Friday, February 18, 2011

Wisconsin Demonstrations Feb 2011

All of us have friends who are "public employees." What is happening in Wisconsin is of concern to us all. The purpose of this brief note is to try to focus on "facts," rather than offer opinion.


State government workers in the Badger State pay small amounts for generous taxpayer-subsidized health benefits. Faced with a $3.6 billion budget hole and a state constitutional ban on running a deficit, new GOP Gov. Scott Walker wants public unions to pay a little more. He has proposed raising the public employee share of health insurance premiums from less than 5 percent to 12.4 percent.
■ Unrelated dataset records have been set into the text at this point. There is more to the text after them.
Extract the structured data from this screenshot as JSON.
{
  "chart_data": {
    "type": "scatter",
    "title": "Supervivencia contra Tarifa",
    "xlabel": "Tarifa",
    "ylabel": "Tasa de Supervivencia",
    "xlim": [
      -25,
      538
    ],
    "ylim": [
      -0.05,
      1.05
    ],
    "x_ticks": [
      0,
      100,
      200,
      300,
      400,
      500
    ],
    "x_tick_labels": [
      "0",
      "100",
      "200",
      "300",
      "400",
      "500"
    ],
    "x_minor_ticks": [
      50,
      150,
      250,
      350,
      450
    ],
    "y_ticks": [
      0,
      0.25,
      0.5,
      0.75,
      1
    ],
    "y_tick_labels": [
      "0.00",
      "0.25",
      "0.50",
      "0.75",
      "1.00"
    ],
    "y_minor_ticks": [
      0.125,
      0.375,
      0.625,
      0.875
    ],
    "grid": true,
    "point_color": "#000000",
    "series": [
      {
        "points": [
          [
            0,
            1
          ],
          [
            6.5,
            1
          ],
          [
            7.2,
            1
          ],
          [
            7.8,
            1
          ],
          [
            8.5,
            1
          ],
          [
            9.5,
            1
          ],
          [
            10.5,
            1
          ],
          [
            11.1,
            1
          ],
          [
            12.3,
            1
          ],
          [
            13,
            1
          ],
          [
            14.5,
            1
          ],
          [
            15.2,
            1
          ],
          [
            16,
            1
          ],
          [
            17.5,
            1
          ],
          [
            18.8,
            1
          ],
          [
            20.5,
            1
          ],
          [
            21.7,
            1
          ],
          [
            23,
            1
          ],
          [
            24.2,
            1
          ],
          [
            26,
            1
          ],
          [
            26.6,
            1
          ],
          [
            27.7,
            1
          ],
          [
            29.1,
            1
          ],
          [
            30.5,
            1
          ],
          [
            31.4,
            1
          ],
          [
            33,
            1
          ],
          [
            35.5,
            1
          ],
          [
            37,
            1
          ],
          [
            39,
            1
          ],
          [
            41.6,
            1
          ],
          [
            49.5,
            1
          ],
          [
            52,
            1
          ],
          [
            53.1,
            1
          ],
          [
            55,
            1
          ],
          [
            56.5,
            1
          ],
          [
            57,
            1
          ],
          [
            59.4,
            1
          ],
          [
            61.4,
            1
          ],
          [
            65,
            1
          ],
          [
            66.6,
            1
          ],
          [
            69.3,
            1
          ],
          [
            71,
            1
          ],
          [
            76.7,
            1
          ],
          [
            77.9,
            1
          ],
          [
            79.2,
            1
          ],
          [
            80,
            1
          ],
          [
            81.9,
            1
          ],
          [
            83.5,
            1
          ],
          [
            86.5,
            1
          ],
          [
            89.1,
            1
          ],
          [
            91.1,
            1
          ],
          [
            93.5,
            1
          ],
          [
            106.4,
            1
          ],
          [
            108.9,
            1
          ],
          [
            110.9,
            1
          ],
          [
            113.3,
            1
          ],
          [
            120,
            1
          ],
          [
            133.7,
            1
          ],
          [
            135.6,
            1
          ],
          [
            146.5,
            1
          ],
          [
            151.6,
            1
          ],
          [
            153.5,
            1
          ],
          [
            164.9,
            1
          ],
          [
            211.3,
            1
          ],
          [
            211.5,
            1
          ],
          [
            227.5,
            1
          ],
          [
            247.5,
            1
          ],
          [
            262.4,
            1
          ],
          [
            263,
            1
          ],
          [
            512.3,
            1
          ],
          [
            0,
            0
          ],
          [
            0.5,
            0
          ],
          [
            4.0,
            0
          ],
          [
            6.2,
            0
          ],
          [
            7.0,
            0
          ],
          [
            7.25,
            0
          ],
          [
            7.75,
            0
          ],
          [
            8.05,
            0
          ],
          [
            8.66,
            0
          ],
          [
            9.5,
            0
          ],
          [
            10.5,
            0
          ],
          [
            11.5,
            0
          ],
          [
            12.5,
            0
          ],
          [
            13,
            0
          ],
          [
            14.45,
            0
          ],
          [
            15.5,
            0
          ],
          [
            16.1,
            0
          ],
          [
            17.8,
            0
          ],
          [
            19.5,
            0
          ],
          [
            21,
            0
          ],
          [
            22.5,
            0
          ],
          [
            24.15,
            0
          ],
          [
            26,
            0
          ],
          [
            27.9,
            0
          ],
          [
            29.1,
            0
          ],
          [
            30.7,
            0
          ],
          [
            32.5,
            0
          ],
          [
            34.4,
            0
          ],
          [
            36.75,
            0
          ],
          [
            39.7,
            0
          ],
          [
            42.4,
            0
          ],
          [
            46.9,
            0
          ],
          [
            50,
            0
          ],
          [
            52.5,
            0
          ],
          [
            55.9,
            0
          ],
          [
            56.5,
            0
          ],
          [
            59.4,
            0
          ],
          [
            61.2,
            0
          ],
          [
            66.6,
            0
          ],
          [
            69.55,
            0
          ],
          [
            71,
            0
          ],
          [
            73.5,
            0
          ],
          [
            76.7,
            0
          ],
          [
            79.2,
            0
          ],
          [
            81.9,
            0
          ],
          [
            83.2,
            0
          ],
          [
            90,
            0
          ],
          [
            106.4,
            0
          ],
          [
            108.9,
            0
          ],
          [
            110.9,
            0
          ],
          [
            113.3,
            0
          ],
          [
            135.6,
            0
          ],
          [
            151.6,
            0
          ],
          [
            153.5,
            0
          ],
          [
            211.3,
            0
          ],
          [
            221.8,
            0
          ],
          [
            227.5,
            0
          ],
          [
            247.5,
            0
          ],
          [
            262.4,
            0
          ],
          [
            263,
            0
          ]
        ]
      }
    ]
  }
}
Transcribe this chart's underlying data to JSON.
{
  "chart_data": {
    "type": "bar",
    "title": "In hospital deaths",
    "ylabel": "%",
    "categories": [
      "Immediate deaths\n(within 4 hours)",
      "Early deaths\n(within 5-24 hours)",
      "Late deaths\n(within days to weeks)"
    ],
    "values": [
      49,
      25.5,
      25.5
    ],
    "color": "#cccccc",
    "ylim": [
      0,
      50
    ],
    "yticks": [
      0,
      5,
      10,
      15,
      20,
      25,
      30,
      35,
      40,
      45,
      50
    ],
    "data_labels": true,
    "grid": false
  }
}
He is also pushing for state workers to cover half of their pension contributions. To spare taxpayers the soaring costs of union-negotiated work rules, he would limit Labor's collective bargaining power to cover only wages unless approved at the ballot box.
As the free-market MacIver Institute in Wisconsin points out, the benefits concessions Walker is asking public union workers to make would still maintain their health insurance contribution rates at the second-lowest among Midwest states for family coverage. Moreover, a new analysis by benefits think tank HCTrends shows that the new rate "would also be less than the employee contributions required at 85 percent of large Milwaukee_area employers."
Michelle Malkin thinks of this as a modest proposal for shared sacrifice that has triggered wrath. Many of the protesters are from other states. I have seen posters that paint the governor as another Hitler. Some of the posters have the governors face in the "cross-hairs." From the perspective of the governor, everyone else is experiencing cuts, and the state employees need to share in that.